A Progressive Platform on
Human Rights and Foreign Relations

 

HUMAN RIGHTS AND THE RULE OF LAW

The promotion of human rights and respect for international law should be the cornerstone of American foreign policy. The United States should:

1. End all support for repressive regimes. In large part, this could be accomplished simply by enforcing Section 502B of the Foreign Assistance Act, which was originally known as the Harkin Amendment. It prohibits security assistance to any country which "engages in a consistent pattern of gross violations of internationally recognized human rights." Though this law was passed in 1974 it has never been enforced. It should be now, and the principle should be broadened to include economic aid and trade preferences as well.

2. Abide by World Court decisions.

3. Support the establishment of a right of Habeas Corpus before an internationally constituted tribunal to be available to any person, anywhere, whose imprisonment violates fundamental norms of international law.

RELIEVING THE THIRD WORLD: DEBT, POVERTY AND ENVIRONMENTAL DESTRUCTION

The massive debt owed by the Third World to private and public banks and governments in the industrialized countries is causing immense misery and environmental destruction.
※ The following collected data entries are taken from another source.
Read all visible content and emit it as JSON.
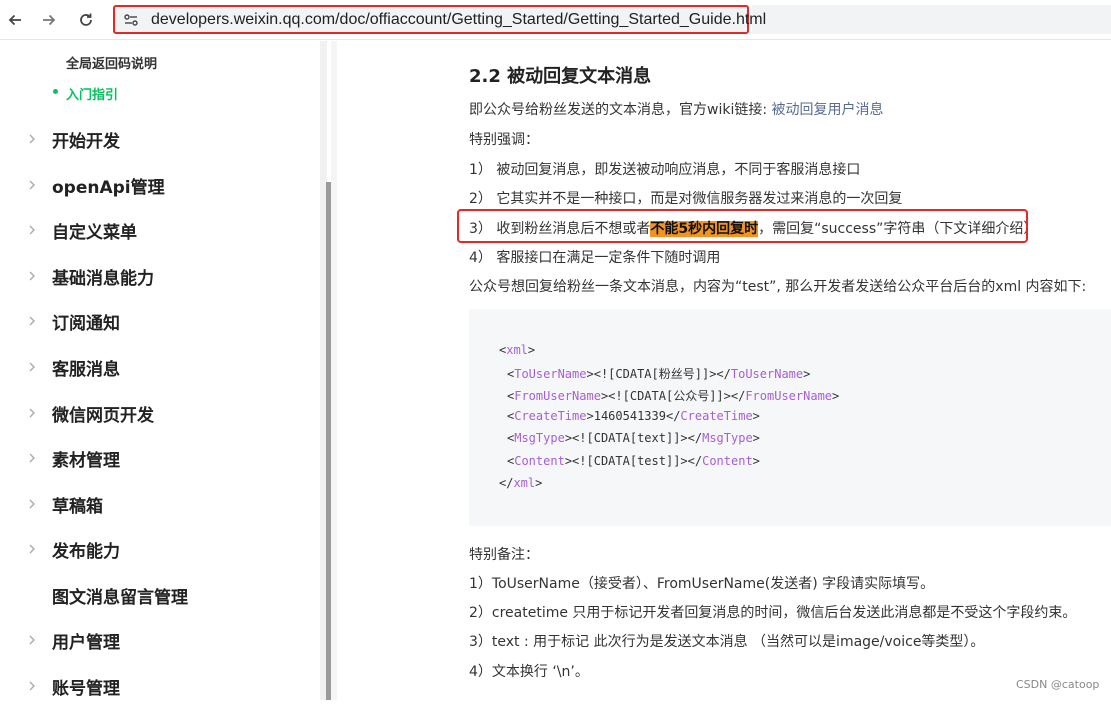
{
  "browser": {
    "url": "developers.weixin.qq.com/doc/offiaccount/Getting_Started/Getting_Started_Guide.html",
    "back_icon": "arrow-left-icon",
    "forward_icon": "arrow-right-icon",
    "reload_icon": "reload-icon",
    "site_info_icon": "tune-icon"
  },
  "sidebar": {
    "sub_items": [
      {
        "label": "全局返回码说明",
        "active": false
      },
      {
        "label": "入门指引",
        "active": true
      }
    ],
    "items": [
      {
        "label": "开始开发",
        "has_children": true
      },
      {
        "label": "openApi管理",
        "has_children": true
      },
      {
        "label": "自定义菜单",
        "has_children": true
      },
      {
        "label": "基础消息能力",
        "has_children": true
      },
      {
        "label": "订阅通知",
        "has_children": true
      },
      {
        "label": "客服消息",
        "has_children": true
      },
      {
        "label": "微信网页开发",
        "has_children": true
      },
      {
        "label": "素材管理",
        "has_children": true
      },
      {
        "label": "草稿箱",
        "has_children": true
      },
      {
        "label": "发布能力",
        "has_children": true
      },
      {
        "label": "图文消息留言管理",
        "has_children": false
      },
      {
        "label": "用户管理",
        "has_children": true
      },
      {
        "label": "账号管理",
        "has_children": true
      }
    ]
  },
  "content": {
    "heading": "2.2 被动回复文本消息",
    "intro_text": "即公众号给粉丝发送的文本消息，官方wiki链接: ",
    "intro_link": "被动回复用户消息",
    "emphasis_title": "特别强调：",
    "points": [
      "1）  被动回复消息，即发送被动响应消息，不同于客服消息接口",
      "2）  它其实并不是一种接口，而是对微信服务器发过来消息的一次回复"
    ],
    "point3_before": "3）  收到粉丝消息后不想或者",
    "point3_highlight": "不能5秒内回复时",
    "point3_after": "，需回复“success”字符串（下文详细介绍）",
    "point4": "4）  客服接口在满足一定条件下随时调用",
    "xml_intro": "公众号想回复给粉丝一条文本消息，内容为“test”, 那么开发者发送给公众平台后台的xml 内容如下:",
    "code": {
      "root_tag": "xml",
      "fields": [
        {
          "tag": "ToUserName",
          "value": "<![CDATA[粉丝号]]>"
        },
        {
          "tag": "FromUserName",
          "value": "<![CDATA[公众号]]>"
        },
        {
          "tag": "CreateTime",
          "value": "1460541339"
        },
        {
          "tag": "MsgType",
          "value": "<![CDATA[text]]>"
        },
        {
          "tag": "Content",
          "value": "<![CDATA[test]]>"
        }
      ]
    },
    "notes_title": "特别备注：",
    "notes": [
      "1）ToUserName（接受者）、FromUserName(发送者) 字段请实际填写。",
      "2）createtime 只用于标记开发者回复消息的时间，微信后台发送此消息都是不受这个字段约束。",
      "3）text : 用于标记 此次行为是发送文本消息 （当然可以是image/voice等类型）。",
      "4）文本换行 ‘\\n’。"
    ]
  },
  "watermark": "CSDN @catoop",
  "colors": {
    "accent_green": "#07c160",
    "highlight_orange": "#f29324",
    "annotation_red": "#e02a2a",
    "link_blue": "#576b95",
    "xml_tag_purple": "#a65fd4"
  }
}
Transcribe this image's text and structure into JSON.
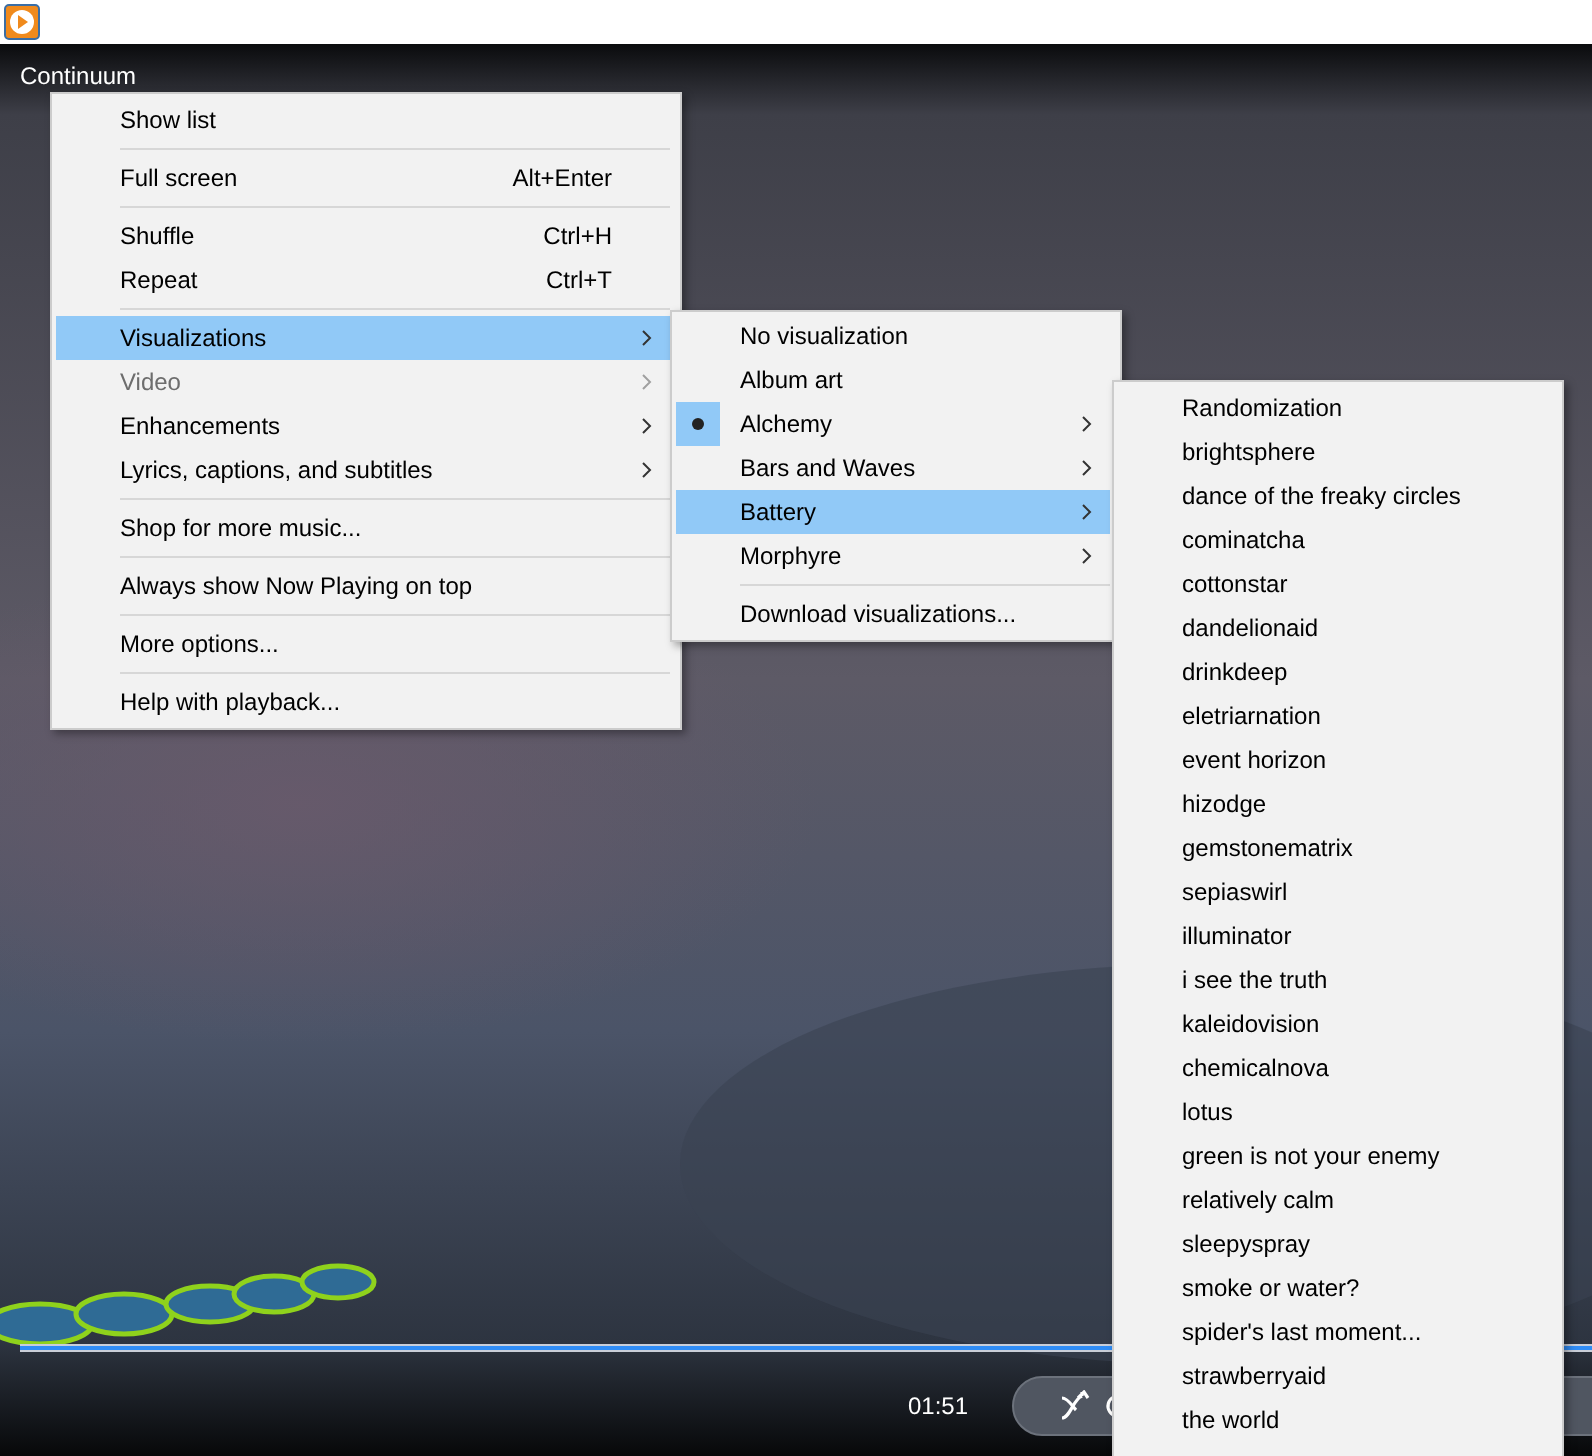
{
  "window": {
    "title_bar": {
      "kind": "app"
    }
  },
  "player": {
    "track_title": "Continuum",
    "seek": {
      "level": 1
    },
    "elapsed": "01:51"
  },
  "main_menu": {
    "items": [
      {
        "kind": "item",
        "label": "Show list",
        "selected": false,
        "disabled": false,
        "has_submenu": false
      },
      {
        "kind": "separator"
      },
      {
        "kind": "item",
        "label": "Full screen",
        "shortcut": "Alt+Enter",
        "selected": false,
        "disabled": false,
        "has_submenu": false
      },
      {
        "kind": "separator"
      },
      {
        "kind": "item",
        "label": "Shuffle",
        "shortcut": "Ctrl+H",
        "selected": false,
        "disabled": false,
        "has_submenu": false
      },
      {
        "kind": "item",
        "label": "Repeat",
        "shortcut": "Ctrl+T",
        "selected": false,
        "disabled": false,
        "has_submenu": false
      },
      {
        "kind": "separator"
      },
      {
        "kind": "item",
        "label": "Visualizations",
        "selected": true,
        "disabled": false,
        "has_submenu": true
      },
      {
        "kind": "item",
        "label": "Video",
        "selected": false,
        "disabled": true,
        "has_submenu": true
      },
      {
        "kind": "item",
        "label": "Enhancements",
        "selected": false,
        "disabled": false,
        "has_submenu": true
      },
      {
        "kind": "item",
        "label": "Lyrics, captions, and subtitles",
        "selected": false,
        "disabled": false,
        "has_submenu": true
      },
      {
        "kind": "separator"
      },
      {
        "kind": "item",
        "label": "Shop for more music...",
        "selected": false,
        "disabled": false,
        "has_submenu": false
      },
      {
        "kind": "separator"
      },
      {
        "kind": "item",
        "label": "Always show Now Playing on top",
        "selected": false,
        "disabled": false,
        "has_submenu": false
      },
      {
        "kind": "separator"
      },
      {
        "kind": "item",
        "label": "More options...",
        "selected": false,
        "disabled": false,
        "has_submenu": false
      },
      {
        "kind": "separator"
      },
      {
        "kind": "item",
        "label": "Help with playback...",
        "selected": false,
        "disabled": false,
        "has_submenu": false
      }
    ]
  },
  "visualizations_menu": {
    "items": [
      {
        "kind": "item",
        "label": "No visualization",
        "checked": false,
        "selected": false,
        "has_submenu": false
      },
      {
        "kind": "item",
        "label": "Album art",
        "checked": false,
        "selected": false,
        "has_submenu": false
      },
      {
        "kind": "item",
        "label": "Alchemy",
        "checked": true,
        "selected": false,
        "has_submenu": true
      },
      {
        "kind": "item",
        "label": "Bars and Waves",
        "checked": false,
        "selected": false,
        "has_submenu": true
      },
      {
        "kind": "item",
        "label": "Battery",
        "checked": false,
        "selected": true,
        "has_submenu": true
      },
      {
        "kind": "item",
        "label": "Morphyre",
        "checked": false,
        "selected": false,
        "has_submenu": true
      },
      {
        "kind": "separator"
      },
      {
        "kind": "item",
        "label": "Download visualizations...",
        "checked": false,
        "selected": false,
        "has_submenu": false
      }
    ]
  },
  "battery_menu": {
    "items": [
      {
        "label": "Randomization"
      },
      {
        "label": "brightsphere"
      },
      {
        "label": "dance of the freaky circles"
      },
      {
        "label": "cominatcha"
      },
      {
        "label": "cottonstar"
      },
      {
        "label": "dandelionaid"
      },
      {
        "label": "drinkdeep"
      },
      {
        "label": "eletriarnation"
      },
      {
        "label": "event horizon"
      },
      {
        "label": "hizodge"
      },
      {
        "label": "gemstonematrix"
      },
      {
        "label": "sepiaswirl"
      },
      {
        "label": "illuminator"
      },
      {
        "label": "i see the truth"
      },
      {
        "label": "kaleidovision"
      },
      {
        "label": "chemicalnova"
      },
      {
        "label": "lotus"
      },
      {
        "label": "green is not your enemy"
      },
      {
        "label": "relatively calm"
      },
      {
        "label": "sleepyspray"
      },
      {
        "label": "smoke or water?"
      },
      {
        "label": "spider's last moment..."
      },
      {
        "label": "strawberryaid"
      },
      {
        "label": "the world"
      }
    ]
  }
}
Prompted by the International Monetary Fund (IMF) and the World Bank, dozens of Third World countries have enacted austerity programs, known as "structural adjustment," as a response to their debts. As part of structural adjustment programs, these countries devalue their currencies, cut back on their limited social programs, fire large numbers of government workers, remove protections for domestic industries, open up to foreign investment and orient their economies to exports. The idea is to earn more in exports than is spent on imports, with the difference going to pay back old loans.

People in these countries, especially those in the poorest sectors who have nothing to fall back on, are devastated by cutbacks in health and education programs and by surging unemployment. The outbreak of cholera in Latin America, for example, is directly tied to structural adjustment policies.

The Third World debt burden also exacts a huge environmental toll. Indebted Third World countries are -forced to overexploit their natural resource base -- including tropical rainforests -- since they are countries' most accessible source of export revenues.

The United States must address the debt and related issues if it hopes to alleviate world poverty and hunger and to help raise worldwide wage levels, rather than have them dragged down to the lowest international common denominator.

First, the United States should work to have international banks forgive much of the debt. These banks have already written off much of the debt on their books and received the tax deduction benefits, but they have not passed the write-downs on to the Third World debtors. In other words, Third World countries are still paying interest on debts which banks have written off.

Second, the United States must arrange meaningful Third World debt relief for the remaining debt. African debt should be forgiven entirely.

Third, the United States must rein in the IMF and the World Bank, institutions whose policies have wreaked havoc with Third World societies. The U.S. delegates to the IMF and World Bank should be instructed to demand that:

* No loans be given to countries which engage in consistent patterns of gross violations of internationally recognized human or labor rights.

* Social and environmental impact statements accompany every loan the institutions make.

* Adjustment programs protect vital health and educational programs.

* All future economic reform programs maximize production participation of the poor in the economy and promote fair access to economic resources and social services for poor and vulnerable population groups.

* The public gain maximum possible access to documents, including those used in making loan decisions, with due regard for appropriate confidentiality.